Sur le quai, les personnes attendent toujours sous un soleil de plomb ; les cheminots continuent à s’activer pour tenter de sauver autant de personnes que possible ; Jean Mabille, chef de gare, voit Augustin Handtschoewerker, interprète, évacuer quatre enfants et les conduire chez Marcel Sarazin, rue de I’Est, où ils seront à l’abri.

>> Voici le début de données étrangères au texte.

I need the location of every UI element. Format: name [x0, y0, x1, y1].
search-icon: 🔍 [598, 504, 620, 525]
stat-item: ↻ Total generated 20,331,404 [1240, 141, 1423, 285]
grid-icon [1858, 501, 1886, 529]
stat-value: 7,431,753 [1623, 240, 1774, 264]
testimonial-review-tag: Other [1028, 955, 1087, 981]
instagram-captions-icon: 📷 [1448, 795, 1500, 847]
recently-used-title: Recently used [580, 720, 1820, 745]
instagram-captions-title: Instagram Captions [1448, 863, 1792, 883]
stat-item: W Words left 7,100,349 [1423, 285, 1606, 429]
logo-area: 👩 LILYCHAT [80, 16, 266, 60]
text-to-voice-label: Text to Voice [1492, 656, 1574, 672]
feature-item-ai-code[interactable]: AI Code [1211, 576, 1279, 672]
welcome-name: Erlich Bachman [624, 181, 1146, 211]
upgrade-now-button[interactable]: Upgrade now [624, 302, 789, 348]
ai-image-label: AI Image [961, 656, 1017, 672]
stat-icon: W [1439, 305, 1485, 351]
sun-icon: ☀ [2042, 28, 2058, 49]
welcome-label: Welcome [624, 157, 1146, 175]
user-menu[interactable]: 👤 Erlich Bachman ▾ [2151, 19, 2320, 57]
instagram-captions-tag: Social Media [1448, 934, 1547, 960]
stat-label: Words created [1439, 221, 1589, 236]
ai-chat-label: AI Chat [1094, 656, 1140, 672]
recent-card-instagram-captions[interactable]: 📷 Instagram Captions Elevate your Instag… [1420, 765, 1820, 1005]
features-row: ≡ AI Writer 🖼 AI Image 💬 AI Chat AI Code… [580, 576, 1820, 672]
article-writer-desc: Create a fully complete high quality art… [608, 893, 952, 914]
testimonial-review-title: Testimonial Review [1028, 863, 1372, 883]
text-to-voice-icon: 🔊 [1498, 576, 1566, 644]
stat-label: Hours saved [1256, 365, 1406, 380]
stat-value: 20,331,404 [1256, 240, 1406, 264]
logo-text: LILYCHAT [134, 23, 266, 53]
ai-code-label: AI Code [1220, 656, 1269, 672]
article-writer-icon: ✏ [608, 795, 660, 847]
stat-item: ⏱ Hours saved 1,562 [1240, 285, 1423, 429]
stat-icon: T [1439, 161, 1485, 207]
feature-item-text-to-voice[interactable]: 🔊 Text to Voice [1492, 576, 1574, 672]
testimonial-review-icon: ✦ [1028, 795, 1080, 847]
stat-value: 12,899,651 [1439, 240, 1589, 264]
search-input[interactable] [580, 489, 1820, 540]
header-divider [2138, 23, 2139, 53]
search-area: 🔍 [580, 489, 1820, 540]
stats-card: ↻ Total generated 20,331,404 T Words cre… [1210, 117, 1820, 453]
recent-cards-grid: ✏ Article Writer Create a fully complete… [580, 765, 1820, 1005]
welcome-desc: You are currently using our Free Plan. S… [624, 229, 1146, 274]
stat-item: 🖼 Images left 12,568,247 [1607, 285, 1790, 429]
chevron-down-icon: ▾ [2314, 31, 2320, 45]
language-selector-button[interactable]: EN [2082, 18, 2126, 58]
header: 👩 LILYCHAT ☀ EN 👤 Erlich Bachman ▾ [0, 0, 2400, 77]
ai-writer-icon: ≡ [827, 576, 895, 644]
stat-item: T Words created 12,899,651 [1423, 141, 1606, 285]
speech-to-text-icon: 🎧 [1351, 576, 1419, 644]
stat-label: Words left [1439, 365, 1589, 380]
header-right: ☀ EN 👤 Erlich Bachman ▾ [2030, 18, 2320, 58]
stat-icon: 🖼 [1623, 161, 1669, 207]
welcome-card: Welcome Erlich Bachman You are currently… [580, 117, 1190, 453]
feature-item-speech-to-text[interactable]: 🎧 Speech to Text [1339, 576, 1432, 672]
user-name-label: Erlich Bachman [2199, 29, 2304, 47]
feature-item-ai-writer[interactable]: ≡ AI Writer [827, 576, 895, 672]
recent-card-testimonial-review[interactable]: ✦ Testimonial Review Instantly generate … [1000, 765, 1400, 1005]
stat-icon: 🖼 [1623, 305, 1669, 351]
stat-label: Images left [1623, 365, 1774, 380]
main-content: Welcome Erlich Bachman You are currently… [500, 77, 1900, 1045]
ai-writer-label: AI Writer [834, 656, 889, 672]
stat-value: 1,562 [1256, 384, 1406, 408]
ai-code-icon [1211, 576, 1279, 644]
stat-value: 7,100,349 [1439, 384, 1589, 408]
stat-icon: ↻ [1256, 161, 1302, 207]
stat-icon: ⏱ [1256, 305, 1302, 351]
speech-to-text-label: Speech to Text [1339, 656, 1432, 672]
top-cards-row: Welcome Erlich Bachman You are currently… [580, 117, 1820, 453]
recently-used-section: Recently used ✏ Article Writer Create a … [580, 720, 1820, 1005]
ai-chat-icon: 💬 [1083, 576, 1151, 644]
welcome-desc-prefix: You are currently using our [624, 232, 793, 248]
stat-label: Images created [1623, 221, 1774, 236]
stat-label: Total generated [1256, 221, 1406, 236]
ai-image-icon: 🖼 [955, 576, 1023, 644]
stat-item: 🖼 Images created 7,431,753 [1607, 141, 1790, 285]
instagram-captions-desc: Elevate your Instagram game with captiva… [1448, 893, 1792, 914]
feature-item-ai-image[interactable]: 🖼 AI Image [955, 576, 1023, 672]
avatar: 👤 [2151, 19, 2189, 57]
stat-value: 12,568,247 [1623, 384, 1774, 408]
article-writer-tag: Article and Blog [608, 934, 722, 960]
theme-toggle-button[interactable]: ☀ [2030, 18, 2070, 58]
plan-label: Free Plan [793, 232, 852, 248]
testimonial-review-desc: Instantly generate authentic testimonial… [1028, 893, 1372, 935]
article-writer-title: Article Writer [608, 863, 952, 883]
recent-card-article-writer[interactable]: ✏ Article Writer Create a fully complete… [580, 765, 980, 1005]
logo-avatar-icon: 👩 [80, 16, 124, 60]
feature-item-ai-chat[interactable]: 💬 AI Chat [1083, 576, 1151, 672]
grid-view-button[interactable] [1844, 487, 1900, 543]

Henri Adamski vit à Marcq-en-Baroeul avec sa femme et ses deux enfants. Madame Deschryver, dont le mari est cheminot, est employée chez les Adamski où elle s’occupe des enfants et fait le ménage . Le 11 septembre 1942, la famille est arrêtée à l’aube par les polices françaises et allemandes ; un camion les emporte jusqu’à la gare de Fives : « Il y avait beaucoup de monde et les toilettes débordaient jusque sur les voies ferrées ; la chaleur était insupportable. » Madame Deschryver est arrivée à la gare avec le vélo de son fils ; sur le cadre, elle a placé Fella et l’a conduite jusqu’à un local, où l’enfant est prise en charge par des cheminots : « Des hommes m’ont cachée derrière un meuble dans une pièce très sombre, après m’ avoir changé mes vêtements très sales : Madame Deschryver ayant apporté à cet effet le tablier de son fils. La nuit venue, on m’a emmenée chez les Deschryver, où je suis restée jusqu’à ce que mon père vienne me chercher ; il avait également pu récupérer, Eric ( 4 ans). Mon petit frère qui avait été passé par-dessus le mur des urinoirs de la gare ; d’autres personnes l’avaient saisi de l’autre côté de la rue.  Des hommes m’ont cachée sous un meuble dans une pièce ; la nuit venue on m’a emmenée »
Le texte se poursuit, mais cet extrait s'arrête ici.